Following a slight rebound in the US dollar on Thursday, USD/JPY rose to around 155.60. Many Japanese policymakers called for interest rate stability to avoid the risk of inflation overshoot. The Fed's Collins stressed the need to keep interest rates high for an extended period of time to control inflation, pushing the dollar higher.
In early Asian trading on Thursday, USD/JPY was trading in positive territory for the fourth day in a row, around 155.60. However, concerns about further intervention by the Bank of Japan (BoJ) are likely to keep the Japanese yen (JPY) from falling for the time being.
Members of the Bank of Japan's board of directors decided to keep the key interest rate unchanged at 0% at the April monetary policy meeting. Board members took a hawkish stance at the April policy meeting, with many policymakers calling for interest rate stability to avoid the risk of inflation overshoot, according to a summary of opinions from the Bank of Japan. I asked for The statement highlighted recent comments by Bank of Japan Governor Kazuo Ueda that signaled the prospect of multiple interest rate hikes in the coming months and a possible rise in short-term borrowing rates.

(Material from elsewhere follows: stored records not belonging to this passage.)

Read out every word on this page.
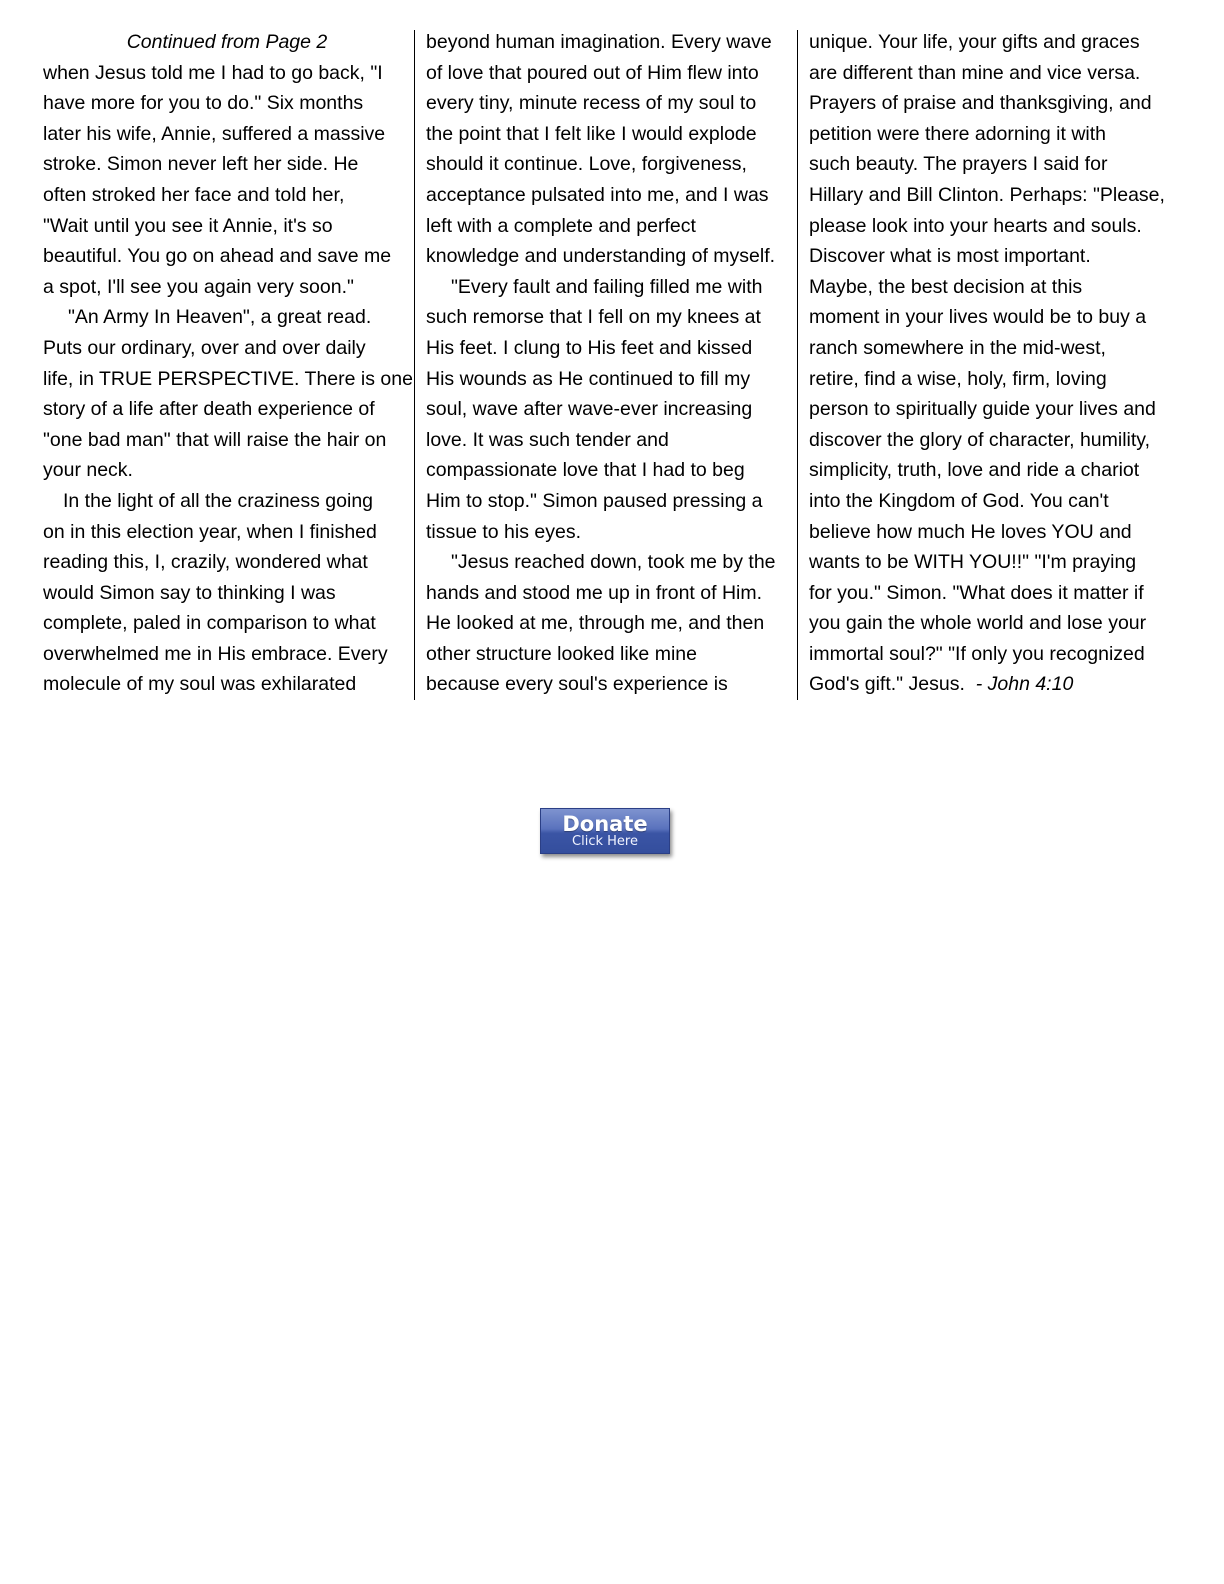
Continued from Page 2
when Jesus told me I had to go back, "I
have more for you to do." Six months
later his wife, Annie, suffered a massive
stroke. Simon never left her side. He
often stroked her face and told her,
"Wait until you see it Annie, it's so
beautiful. You go on ahead and save me
a spot, I'll see you again very soon."
"An Army In Heaven", a great read.
Puts our ordinary, over and over daily
life, in TRUE PERSPECTIVE. There is one
story of a life after death experience of
"one bad man" that will raise the hair on
your neck.
In the light of all the craziness going
on in this election year, when I finished
reading this, I, crazily, wondered what
would Simon say to thinking I was
complete, paled in comparison to what
overwhelmed me in His embrace. Every
molecule of my soul was exhilarated
beyond human imagination. Every wave
of love that poured out of Him flew into
every tiny, minute recess of my soul to
the point that I felt like I would explode
should it continue. Love, forgiveness,
acceptance pulsated into me, and I was
left with a complete and perfect
knowledge and understanding of myself.
"Every fault and failing filled me with
such remorse that I fell on my knees at
His feet. I clung to His feet and kissed
His wounds as He continued to fill my
soul, wave after wave-ever increasing
love. It was such tender and
compassionate love that I had to beg
Him to stop." Simon paused pressing a
tissue to his eyes.
"Jesus reached down, took me by the
hands and stood me up in front of Him.
He looked at me, through me, and then
other structure looked like mine
because every soul's experience is
unique. Your life, your gifts and graces
are different than mine and vice versa.
Prayers of praise and thanksgiving, and
petition were there adorning it with
such beauty. The prayers I said for
Hillary and Bill Clinton. Perhaps: "Please,
please look into your hearts and souls.
Discover what is most important.
Maybe, the best decision at this
moment in your lives would be to buy a
ranch somewhere in the mid-west,
retire, find a wise, holy, firm, loving
person to spiritually guide your lives and
discover the glory of character, humility,
simplicity, truth, love and ride a chariot
into the Kingdom of God. You can't
believe how much He loves YOU and
wants to be WITH YOU!!" "I'm praying
for you." Simon. "What does it matter if
you gain the whole world and lose your
immortal soul?" "If only you recognized
God's gift." Jesus.  - John 4:10
Donate
Click Here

Early Wednesday morning, Japan's top currency diplomat, Masato Kanda, intervened verbally, saying he would take appropriate action if necessary to prevent the yen from appreciating. Despite this, Mr. Kanda declined to comment on foreign exchange intervention. Japanese authorities may take further steps to contain the Japanese currency, pushing up the yen and limiting its upside.
On the other hand, the monetary policy gap between Japan and the US continues to support the USD/JPY. Meanwhile, Boston Fed President Susan Collins said Wednesday that interest rates are likely to remain high for a long time because it will take longer for inflation to fall to target than previously thought. Hawkish comments from Federal Reserve officials have pushed up the dollar, providing a tailwind for the dollar. Separately, traders will focus on Friday's preliminary reading of the University of Michigan Consumer Confidence Index, which is expected to fall to 76.0 in May from 77.2 in April.